Will North Carolina’s MAGA Extremists Doom Trump?


Donald Trump was in North Carolina just two weeks ago. And a week before that. And on Friday he’ll be back. Again. It seems he can’t get enough of my state.

Or maybe he’s worried that we’ve had enough of him.

Other Republicans are, with excellent reason: North Carolina isn’t just one of the seven principal battleground states in the 2024 presidential election. It’s a singularly fascinating test case of how much MAGA extremism could cost the Republican Party — and Trump himself.

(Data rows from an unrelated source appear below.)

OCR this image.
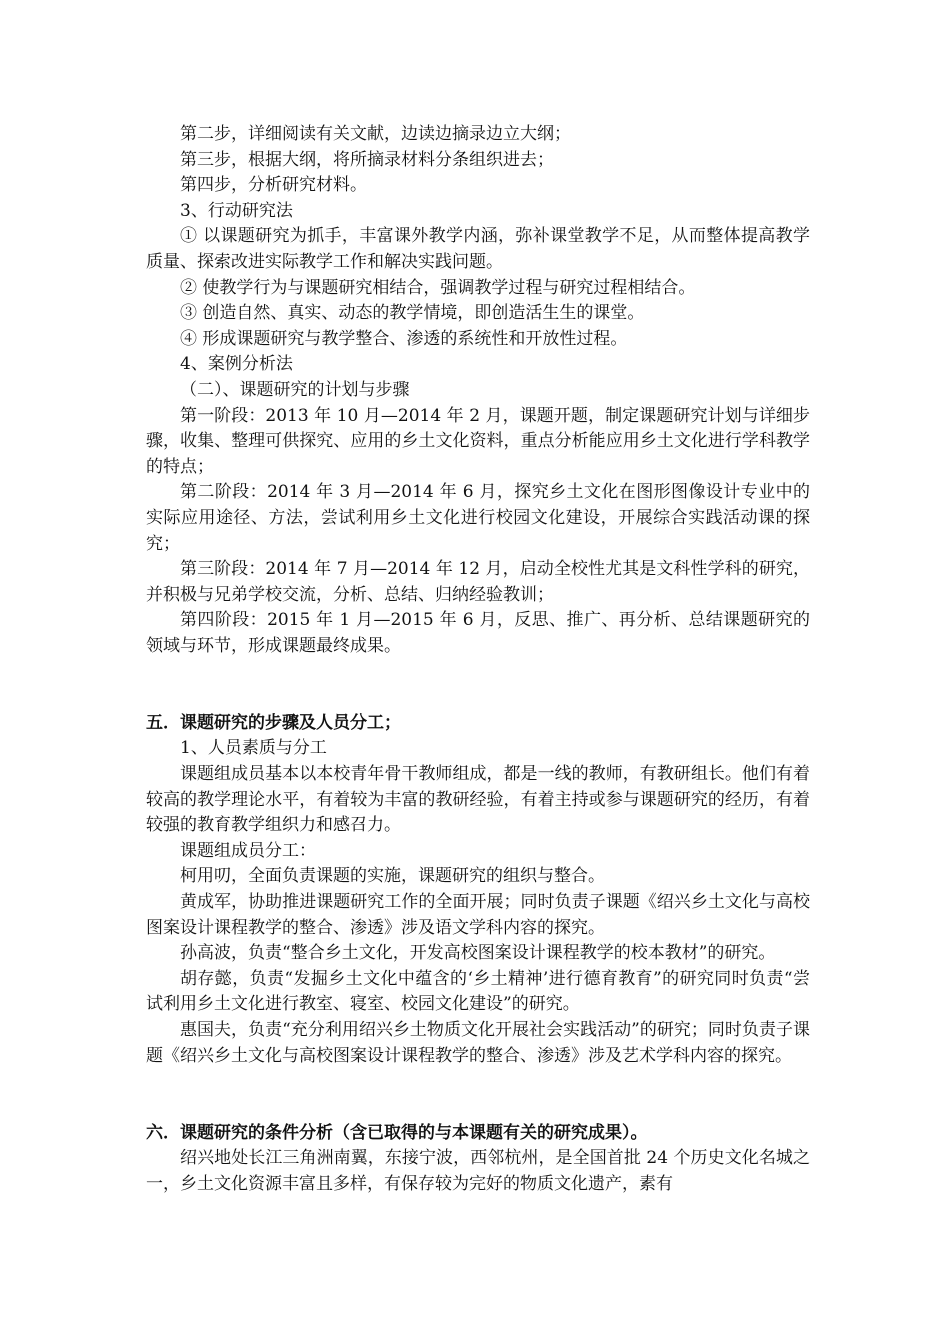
第二步，详细阅读有关文献，边读边摘录边立大纲；

第三步，根据大纲，将所摘录材料分条组织进去；

第四步，分析研究材料。

3、行动研究法

① 以课题研究为抓手，丰富课外教学内涵，弥补课堂教学不足，从而整体提高教学质量、探索改进实际教学工作和解决实践问题。

② 使教学行为与课题研究相结合，强调教学过程与研究过程相结合。

③ 创造自然、真实、动态的教学情境，即创造活生生的课堂。

④ 形成课题研究与教学整合、渗透的系统性和开放性过程。

4、案例分析法

（二）、课题研究的计划与步骤

第一阶段：2013 年 10 月—2014 年 2 月，课题开题，制定课题研究计划与详细步骤，收集、整理可供探究、应用的乡土文化资料，重点分析能应用乡土文化进行学科教学的特点；

第二阶段：2014 年 3 月—2014 年 6 月，探究乡土文化在图形图像设计专业中的实际应用途径、方法，尝试利用乡土文化进行校园文化建设，开展综合实践活动课的探究；

第三阶段：2014 年 7 月—2014 年 12 月，启动全校性尤其是文科性学科的研究，并积极与兄弟学校交流，分析、总结、归纳经验教训；

第四阶段：2015 年 1 月—2015 年 6 月，反思、推广、再分析、总结课题研究的领域与环节，形成课题最终成果。

五．课题研究的步骤及人员分工；

1、人员素质与分工

课题组成员基本以本校青年骨干教师组成，都是一线的教师，有教研组长。他们有着较高的教学理论水平，有着较为丰富的教研经验，有着主持或参与课题研究的经历，有着较强的教育教学组织力和感召力。

课题组成员分工：

柯用叨，全面负责课题的实施，课题研究的组织与整合。

黄成军，协助推进课题研究工作的全面开展；同时负责子课题《绍兴乡土文化与高校图案设计课程教学的整合、渗透》涉及语文学科内容的探究。

孙高波，负责“整合乡土文化，开发高校图案设计课程教学的校本教材”的研究。

胡存懿，负责“发掘乡土文化中蕴含的‘乡土精神’进行德育教育”的研究同时负责“尝试利用乡土文化进行教室、寝室、校园文化建设”的研究。

惠国夫，负责“充分利用绍兴乡土物质文化开展社会实践活动”的研究；同时负责子课题《绍兴乡土文化与高校图案设计课程教学的整合、渗透》涉及艺术学科内容的探究。

六．课题研究的条件分析（含已取得的与本课题有关的研究成果）。

绍兴地处长江三角洲南翼，东接宁波，西邻杭州，是全国首批 24 个历史文化名城之一，乡土文化资源丰富且多样，有保存较为完好的物质文化遗产，素有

Of those seven states (North Carolina, Pennsylvania, Georgia, Michigan, Wisconsin, Arizona and Nevada), North Carolina is the only one that Trump won — by less than 1.4 percentage points — in 2020. But he can’t be remotely confident about it this time around.

And that’s not just because Vice President Kamala Harris’s replacement of President Biden on the Democratic ticket has palpably reanimated the party here or because her campaign is making significant investments in the state, where the latest voter surveys suggest that she and Trump are effectively tied. It’s also because of how miserably the state’s Republican lieutenant governor, Mark Robinson, has been polling in his race against the state’s Democratic attorney general, Josh Stein, to become the next governor. The Real Clear Politics average of recent surveys gives Stein an 8.7-point advantage over Robinson.

Could Robinson — who is shockingly light on leadership credentials and even more shockingly heavy on misogynistic, antisemitic, homophobic and altogether repulsive remarks — lose by a margin big enough that he takes Trump down with him? It’s an unusual question, a reverse direction twist on the common belief that the person at the top of a party’s ticket can affect candidates lower down. But it’s on Republicans’ minds, and it’s a constant topic of conversation among political insiders here.

Mick Mulvaney, who served as Trump’s acting chief of staff in the White House, recently told News Nation that his former boss had a peculiar challenge in North Carolina. “Trump is being weighed down by a very unpopular Republican candidate for governor,” Mulvaney said.